En humour certains prennent des raccourcis en copiant ou en s’inspirant fortement des blagues d’autrui. Est-ce que c’est grave ou même important?
Une culture de la copie bien française
Depuis les années 80 la France a développé une certaine culture de la copie en humour. Certains auteurs ont pillé la matière humoristique en provenance des Etats-Unis et d’Angleterre à une époque où l’information était moins accessible. Ainsi ces auteurs se sont rendus plusieurs fois physiquement aux USA et ont pris des notes. Ces notes ils les ont distillées dans des sketchs d’humoristes, dans des sitcoms, dans des films et dans des émissions de télévision.
On peut comprendre la démarche : ils sont arrivés dans un supermarché et ils n’ont eu qu’à se servir sachant qu’aucun vigile n’était là pour contrôler. D’après les témoignages que j’ai reçu de certains auteurs et metteurs en scène : il est question de milliers de blagues, archivées dans des classeurs, prêtes à être exploitées gratuitement.
C’est avec l’avènement d’Internet et une plus grande diffusion de la culture que ces mêmes auteurs et comédiens ont été épinglés. S’ils ne se sont pas faits prendre par le vigile à la sortie, ce sont les consommateurs qui ont pu découvrir par la suite que le “matériel” était volé.
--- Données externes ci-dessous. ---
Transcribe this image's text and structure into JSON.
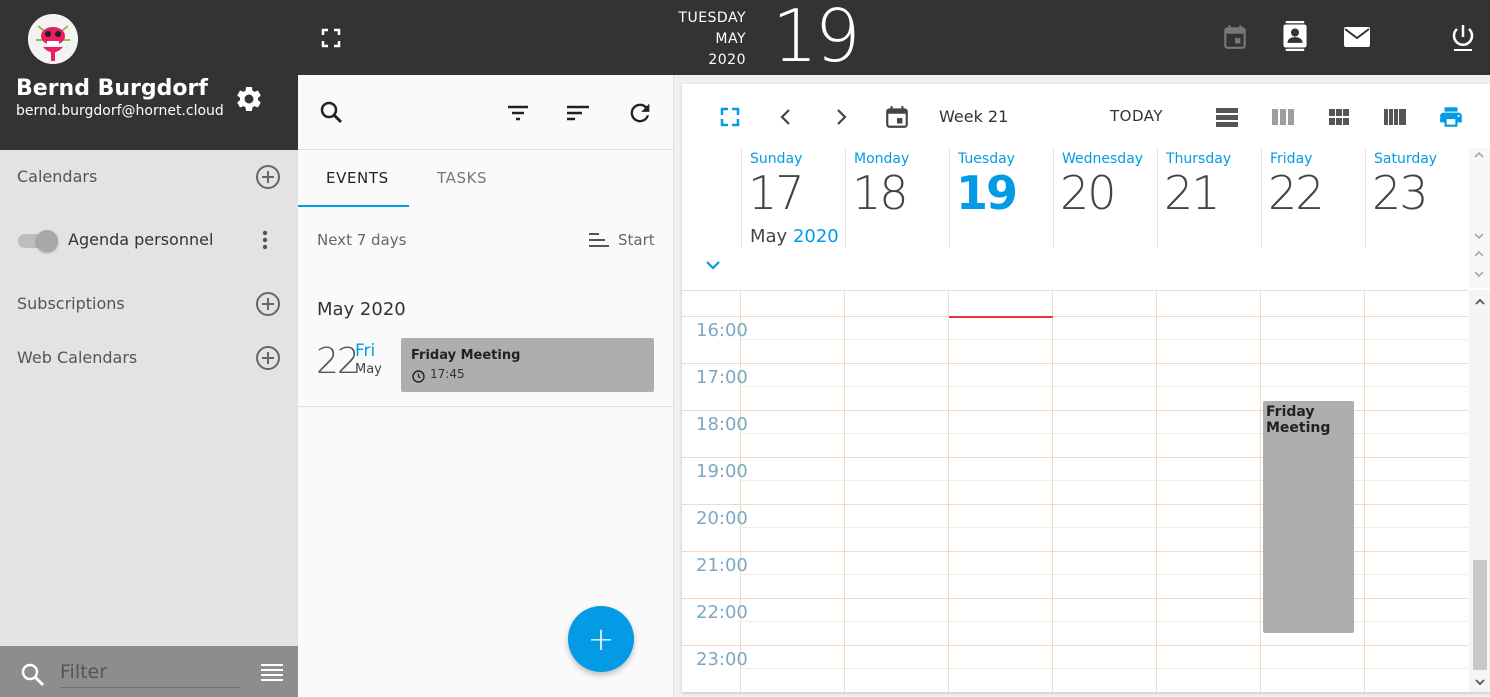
{
  "header": {
    "weekday": "TUESDAY",
    "month": "MAY",
    "year": "2020",
    "day": "19",
    "icons": [
      "fullscreen-icon",
      "calendar-icon",
      "contacts-icon",
      "mail-icon",
      "power-icon"
    ]
  },
  "profile": {
    "name": "Bernd Burgdorf",
    "email": "bernd.burgdorf@hornet.cloud"
  },
  "sidebar": {
    "calendars_label": "Calendars",
    "calendar_items": [
      {
        "name": "Agenda personnel",
        "enabled": true
      }
    ],
    "subscriptions_label": "Subscriptions",
    "web_calendars_label": "Web Calendars",
    "filter_placeholder": "Filter"
  },
  "middle": {
    "tabs": [
      {
        "label": "EVENTS",
        "active": true
      },
      {
        "label": "TASKS",
        "active": false
      }
    ],
    "range_label": "Next 7 days",
    "sort_label": "Start",
    "month_header": "May 2020",
    "events": [
      {
        "day_number": "22",
        "day_name": "Fri",
        "month": "May",
        "title": "Friday Meeting",
        "time": "17:45"
      }
    ],
    "fab_label": "+"
  },
  "calendar": {
    "week_label": "Week 21",
    "today_label": "TODAY",
    "month_label": "May",
    "year_label": "2020",
    "days": [
      {
        "name": "Sunday",
        "number": "17",
        "today": false
      },
      {
        "name": "Monday",
        "number": "18",
        "today": false
      },
      {
        "name": "Tuesday",
        "number": "19",
        "today": true
      },
      {
        "name": "Wednesday",
        "number": "20",
        "today": false
      },
      {
        "name": "Thursday",
        "number": "21",
        "today": false
      },
      {
        "name": "Friday",
        "number": "22",
        "today": false
      },
      {
        "name": "Saturday",
        "number": "23",
        "today": false
      }
    ],
    "hours": [
      "16:00",
      "17:00",
      "18:00",
      "19:00",
      "20:00",
      "21:00",
      "22:00",
      "23:00"
    ],
    "grid_event": {
      "title": "Friday Meeting",
      "day": "Friday"
    }
  },
  "colors": {
    "accent": "#039be5",
    "topbar": "#333333",
    "sidebar": "#e3e3e3",
    "event": "#aeaeae",
    "now_line": "#e53935"
  }
}
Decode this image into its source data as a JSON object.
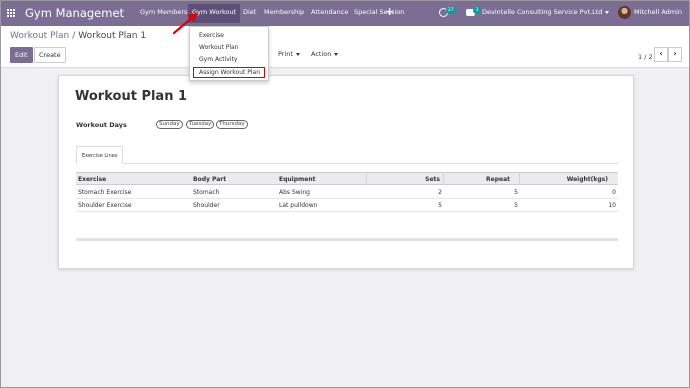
{
  "navbar": {
    "app_title": "Gym Managemet",
    "menu": [
      {
        "label": "Gym Members"
      },
      {
        "label": "Gym Workout"
      },
      {
        "label": "Diet"
      },
      {
        "label": "Membership"
      },
      {
        "label": "Attendance"
      },
      {
        "label": "Special Session"
      }
    ],
    "activity_count": "27",
    "message_count": "3",
    "company": "Devintelle Consulting Service Pvt.Ltd",
    "user": "Mitchell Admin",
    "bg_color": "#7c6d95"
  },
  "breadcrumb": {
    "parent": "Workout Plan",
    "separator": "/",
    "current": "Workout Plan 1"
  },
  "toolbar": {
    "edit_label": "Edit",
    "create_label": "Create",
    "print_label": "Print",
    "action_label": "Action",
    "pager_text": "1 / 2",
    "prev_icon": "chevron-left-icon",
    "next_icon": "chevron-right-icon"
  },
  "dropdown": {
    "items": [
      {
        "label": "Exercise"
      },
      {
        "label": "Workout Plan"
      },
      {
        "label": "Gym Activity"
      },
      {
        "label": "Assign Workout Plan"
      }
    ],
    "highlight_color": "#e10000"
  },
  "form": {
    "title": "Workout Plan 1",
    "workout_days_label": "Workout Days",
    "days": [
      "Sunday",
      "Tuesday",
      "Thursday"
    ],
    "tab_label": "Exercise Lines"
  },
  "table": {
    "headers": {
      "exercise": "Exercise",
      "body_part": "Body Part",
      "equipment": "Equipment",
      "sets": "Sets",
      "repeat": "Repeat",
      "weight": "Weight(kgs)"
    },
    "rows": [
      {
        "exercise": "Stomach Exercise",
        "body_part": "Stomach",
        "equipment": "Abs Swing",
        "sets": "2",
        "repeat": "5",
        "weight": "0"
      },
      {
        "exercise": "Shoulder Exercise",
        "body_part": "Shoulder",
        "equipment": "Lat pulldown",
        "sets": "5",
        "repeat": "5",
        "weight": "10"
      }
    ]
  }
}
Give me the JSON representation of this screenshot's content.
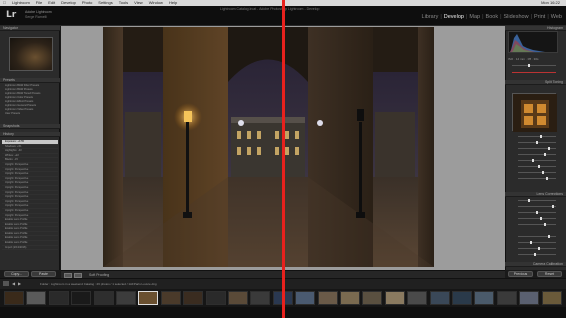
{
  "menubar": {
    "items": [
      "Lightroom",
      "File",
      "Edit",
      "Develop",
      "Photo",
      "Settings",
      "Tools",
      "View",
      "Window",
      "Help"
    ],
    "clock": "Mon 16:22"
  },
  "window": {
    "title": "Lightroom Catalog.lrcat - Adobe Photoshop Lightroom - Develop"
  },
  "identity": {
    "logo": "Lr",
    "line1": "Adobe Lightroom",
    "line2": "Serge Ramelli"
  },
  "modules": {
    "items": [
      "Library",
      "Develop",
      "Map",
      "Book",
      "Slideshow",
      "Print",
      "Web"
    ],
    "active": "Develop"
  },
  "left": {
    "navigator_title": "Navigator",
    "presets_title": "Presets",
    "presets": [
      "Lightroom B&W Filter Presets",
      "Lightroom B&W Presets",
      "Lightroom B&W Toned Presets",
      "Lightroom Color Presets",
      "Lightroom Effect Presets",
      "Lightroom General Presets",
      "Lightroom Video Presets",
      "User Presets"
    ],
    "snapshots_title": "Snapshots",
    "history_title": "History",
    "history": [
      "Exposure: +0.55",
      "Shadows: +51",
      "Highlights: -43",
      "Whites: +22",
      "Blacks: -15",
      "Upright: Perspective",
      "Upright: Perspective",
      "Upright: Perspective",
      "Upright: Perspective",
      "Upright: Perspective",
      "Upright: Perspective",
      "Upright: Perspective",
      "Upright: Perspective",
      "Upright: Perspective",
      "Upright: Perspective",
      "Upright: Perspective",
      "Upright: Perspective",
      "Enable Lens Profile",
      "Enable Lens Profile",
      "Enable Lens Profile",
      "Enable Lens Profile",
      "Enable Lens Profile",
      "Enable Lens Profile",
      "Import (2/13/2016)"
    ],
    "copy_label": "Copy...",
    "paste_label": "Paste"
  },
  "toolbar": {
    "softproof_label": "Soft Proofing"
  },
  "right": {
    "histogram_title": "Histogram",
    "split_toning_title": "Split Toning",
    "lens_title": "Lens Corrections",
    "camera_calibration_title": "Camera Calibration",
    "previous_label": "Previous",
    "reset_label": "Reset"
  },
  "filmstrip": {
    "path": "Folder : Lightroom in a weekend Catalog : 26 photos / 1 selected / 1AFParis Louvre.dng",
    "thumb_count": 25,
    "selected_index": 6
  },
  "colors": {
    "split_line": "#e8211d",
    "viewer_bg": "#9c9c9c"
  }
}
Des fois cela a porté un réel préjudice à la personne qui a volé, des fois cela n’a été qu’un minuscule caillou dans une chaussure luxueuse. L’important n’est pas là, le principal est que les comédiens à l’échelle mondiale ont réalisé que leur matériel pouvait aisément être “pris” et que les voleurs ne pouvaient plus agir en toute quiétude.
Aux USA la culture est un produit
Le droit d’auteur Américain est différent du droit d’auteur hexagonal.
Les auteurs américains peuvent notamment déposer leurs oeuvres à The Writers Guild qui permet notamment de poursuivre en justice quiconque utilise votre œuvre sans en avoir les droits.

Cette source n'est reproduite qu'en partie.